08 Jan Philippe Sands on Torture
Philippe Sands gave an extensive interview on NPR’s Fresh Air yesterday. Sands is already on record with his view that torture has occurred as a part of U.S. detention policy at GTMO and that high level officials are responsible for these acts. Although I’m not sure he had much new to say, his careful and eloquent arguments make for easy listening. He touts the recent Armed Services Committee report and the NYT editorial as consistent with his views. And Sands names names. But he qualifies his campaign as one focused on investigation, not prosecution, to see which officials were responsible for waterboarding detainees, acts he views as clearly constituting torture. Highest on his list, despite the lack of a paper trail, is David Addington, followed shortly by Donald Rumsfeld and Jim Haynes. He characterizes Alberto Gonzalez as a “bag carrier” and John Yoo, as a “rubber stamp,” but both make his top 5. Also on Sands’ radar screen are Doug Feith and Paul Wolfowitz.

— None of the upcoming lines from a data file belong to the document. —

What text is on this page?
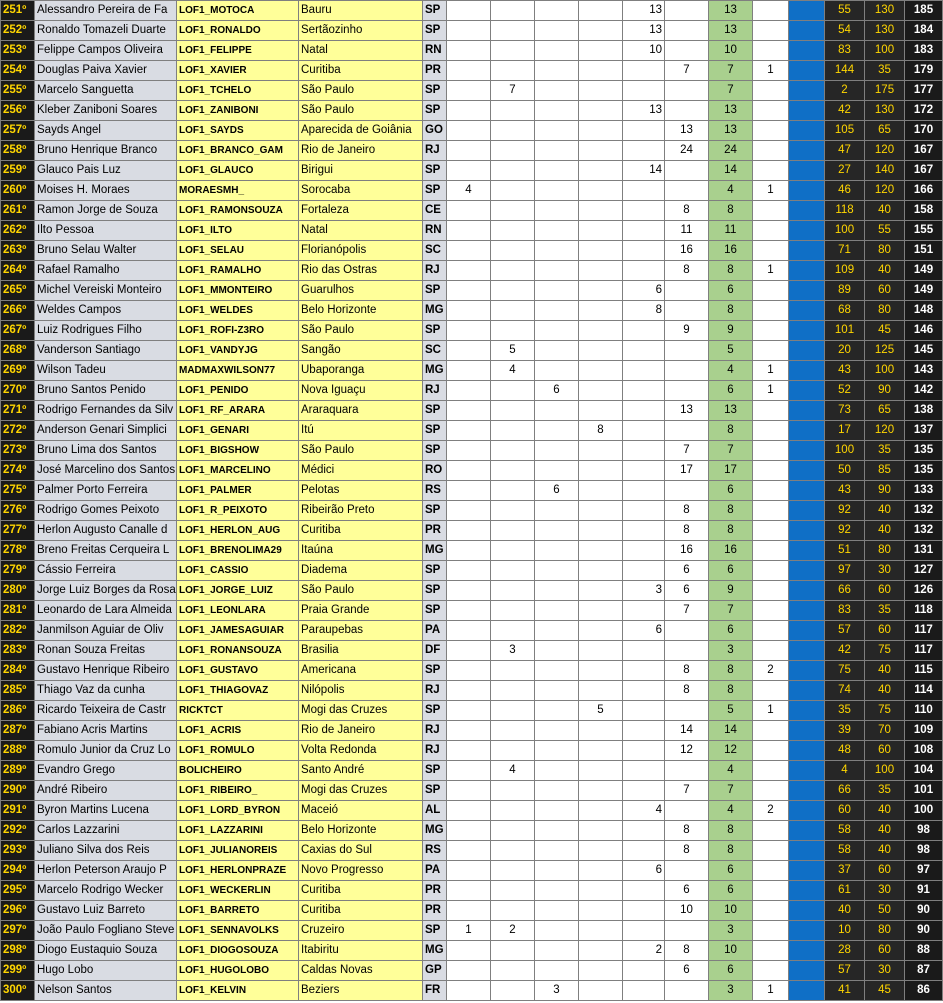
251º	Alessandro Pereira de Fa	LOF1_MOTOCA	Bauru	SP					13		13			55	130	185
252º	Ronaldo Tomazeli Duarte	LOF1_RONALDO	Sertãozinho	SP					13		13			54	130	184
253º	Felippe Campos Oliveira	LOF1_FELIPPE	Natal	RN					10		10			83	100	183
254º	Douglas Paiva Xavier	LOF1_XAVIER	Curitiba	PR						7	7	1		144	35	179
255º	Marcelo Sanguetta	LOF1_TCHELO	São Paulo	SP		7					7			2	175	177
256º	Kleber Zaniboni Soares	LOF1_ZANIBONI	São Paulo	SP					13		13			42	130	172
257º	Sayds Angel	LOF1_SAYDS	Aparecida de Goiânia	GO						13	13			105	65	170
258º	Bruno Henrique Branco	LOF1_BRANCO_GAM	Rio de Janeiro	RJ						24	24			47	120	167
259º	Glauco Pais Luz	LOF1_GLAUCO	Birigui	SP					14		14			27	140	167
260º	Moises H. Moraes	MORAESMH_	Sorocaba	SP	4						4	1		46	120	166
261º	Ramon Jorge de Souza	LOF1_RAMONSOUZA	Fortaleza	CE						8	8			118	40	158
262º	Ilto Pessoa	LOF1_ILTO	Natal	RN						11	11			100	55	155
263º	Bruno Selau Walter	LOF1_SELAU	Florianópolis	SC						16	16			71	80	151
264º	Rafael Ramalho	LOF1_RAMALHO	Rio das Ostras	RJ						8	8	1		109	40	149
265º	Michel Vereiski Monteiro	LOF1_MMONTEIRO	Guarulhos	SP					6		6			89	60	149
266º	Weldes Campos	LOF1_WELDES	Belo Horizonte	MG					8		8			68	80	148
267º	Luiz Rodrigues Filho	LOF1_ROFI-Z3RO	São Paulo	SP						9	9			101	45	146
268º	Vanderson Santiago	LOF1_VANDYJG	Sangão	SC		5					5			20	125	145
269º	Wilson Tadeu	MADMAXWILSON77	Ubaporanga	MG		4					4	1		43	100	143
270º	Bruno Santos Penido	LOF1_PENIDO	Nova Iguaçu	RJ			6				6	1		52	90	142
271º	Rodrigo Fernandes da Silv	LOF1_RF_ARARA	Araraquara	SP						13	13			73	65	138
272º	Anderson Genari Simplici	LOF1_GENARI	Itú	SP				8			8			17	120	137
273º	Bruno Lima dos Santos	LOF1_BIGSHOW	São Paulo	SP						7	7			100	35	135
274º	José Marcelino dos Santos	LOF1_MARCELINO	Médici	RO						17	17			50	85	135
275º	Palmer Porto Ferreira	LOF1_PALMER	Pelotas	RS			6				6			43	90	133
276º	Rodrigo Gomes Peixoto	LOF1_R_PEIXOTO	Ribeirão Preto	SP						8	8			92	40	132
277º	Herlon Augusto Canalle d	LOF1_HERLON_AUG	Curitiba	PR						8	8			92	40	132
278º	Breno Freitas Cerqueira L	LOF1_BRENOLIMA29	Itaúna	MG						16	16			51	80	131
279º	Cássio Ferreira	LOF1_CASSIO	Diadema	SP						6	6			97	30	127
280º	Jorge Luiz Borges da Rosa	LOF1_JORGE_LUIZ	São Paulo	SP					3	6	9			66	60	126
281º	Leonardo de Lara Almeida	LOF1_LEONLARA	Praia Grande	SP						7	7			83	35	118
282º	Janmilson Aguiar de Oliv	LOF1_JAMESAGUIAR	Paraupebas	PA					6		6			57	60	117
283º	Ronan Souza Freitas	LOF1_RONANSOUZA	Brasilia	DF		3					3			42	75	117
284º	Gustavo Henrique Ribeiro	LOF1_GUSTAVO	Americana	SP						8	8	2		75	40	115
285º	Thiago Vaz da cunha	LOF1_THIAGOVAZ	Nilópolis	RJ						8	8			74	40	114
286º	Ricardo Teixeira de Castr	RICKTCT	Mogi das Cruzes	SP				5			5	1		35	75	110
287º	Fabiano Acris Martins	LOF1_ACRIS	Rio de Janeiro	RJ						14	14			39	70	109
288º	Romulo Junior da Cruz Lo	LOF1_ROMULO	Volta Redonda	RJ						12	12			48	60	108
289º	Evandro Grego	BOLICHEIRO	Santo André	SP		4					4			4	100	104
290º	André Ribeiro	LOF1_RIBEIRO_	Mogi das Cruzes	SP						7	7			66	35	101
291º	Byron Martins Lucena	LOF1_LORD_BYRON	Maceió	AL					4		4	2		60	40	100
292º	Carlos Lazzarini	LOF1_LAZZARINI	Belo Horizonte	MG						8	8			58	40	98
293º	Juliano Silva dos Reis	LOF1_JULIANOREIS	Caxias do Sul	RS						8	8			58	40	98
294º	Herlon Peterson Araujo P	LOF1_HERLONPRAZE	Novo Progresso	PA					6		6			37	60	97
295º	Marcelo Rodrigo Wecker	LOF1_WECKERLIN	Curitiba	PR						6	6			61	30	91
296º	Gustavo Luiz Barreto	LOF1_BARRETO	Curitiba	PR						10	10			40	50	90
297º	João Paulo Fogliano Steve	LOF1_SENNAVOLKS	Cruzeiro	SP	1	2					3			10	80	90
298º	Diogo Eustaquio Souza	LOF1_DIOGOSOUZA	Itabiritu	MG					2	8	10			28	60	88
299º	Hugo Lobo	LOF1_HUGOLOBO	Caldas Novas	GP						6	6			57	30	87
300º	Nelson Santos	LOF1_KELVIN	Beziers	FR			3				3	1		41	45	86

I’m dubious that Sands’ views will have much traction with an Obama Administration seeking to heal a bipartisan divide and deal with a host of other pressing problems. Indeed, like the NYT editorial, Sands recognizes the gap between what he’d like to see happen and what will likely happen. As a result, he focuses his advice for Obama in a less punitive direction: (a) an independent inquiry of the process by which torture was allowed to occur by someone like Patrick Fitzgerald; (b) an unequivocal rejection of torture by the USG in accordance with international standards, namely the Convention against Torture (CAT); (c) a quick closure of GTMO; and (d) a return to criminal law frameworks for combating terrorism in lieu of the “war on terror” moniker, which Sands suggests has caused the same sorts of problems that arose in debating how to characterize the IRA during The Troubles.
In particular, I found two of Sands’ statements quite provocative. First, at several points in the interview, he talked about universal jurisdiction and the legal duty states have to prosecute those who violate the CAT. He even crafts a Pinochet-like hypothetical where a former-Bush Administration official finds himself abroad and subjected to an extradition request by a “Belgian prosecutor.” Maybe it was unintentional, but listening to Sands, I got the sense that his hypothetical might have some grounding in reality (indeed, he made special mention of how prosecutorial networking had preceded Pinochet’s arrest). Given his own networks within the various European legal communities, I would not be surprised if Sands was speaking in more than mere hypotheticals here. I’d be interested to know if others share my impression of Sands’ comments.
Second, Sands made an interesting argument about the importance of Eric Holder’s confirmation as Attorney General; specifically, what he’ll say when asked if waterboarding is torture. Sands suggests that if Holder says waterboarding is torture in all circumstances (which the previous two Attorney Generals have refused to do), it will have legal consequences for the United States; i.e., if U.S. officials sanctioned waterboarding and the United States now understands waterboarding to be torture per se, then under the CAT, the United States has a legal obligation to investigate who conducted or authorized such waterboarding and to prosecute or extradite them. And, if the United States fails to do so, Sands suggests that other countries might step into the breach, relying on Holder (or other nominee statements) as evidence of an international legal violation that binds them to respond. Although such a move would have significant diplomatic and political overtones, I suspect it’s a much more plausible scenario as we move beyond the Bush Administration. Indeed, one wonders whether the Obama Administration might even warn former officials off of traveling to avoid having to deal with the problem an arrest would create. In any event, after listening to Sands, I now plan to listen more closely to how Holder and other nominees deal with the torture question in the weeks ahead. Their responses may not only signal shifts in U.S. detention policy, but also frame foreign states’ own legal options vis-a-vis U.S. detention practices and the CAT.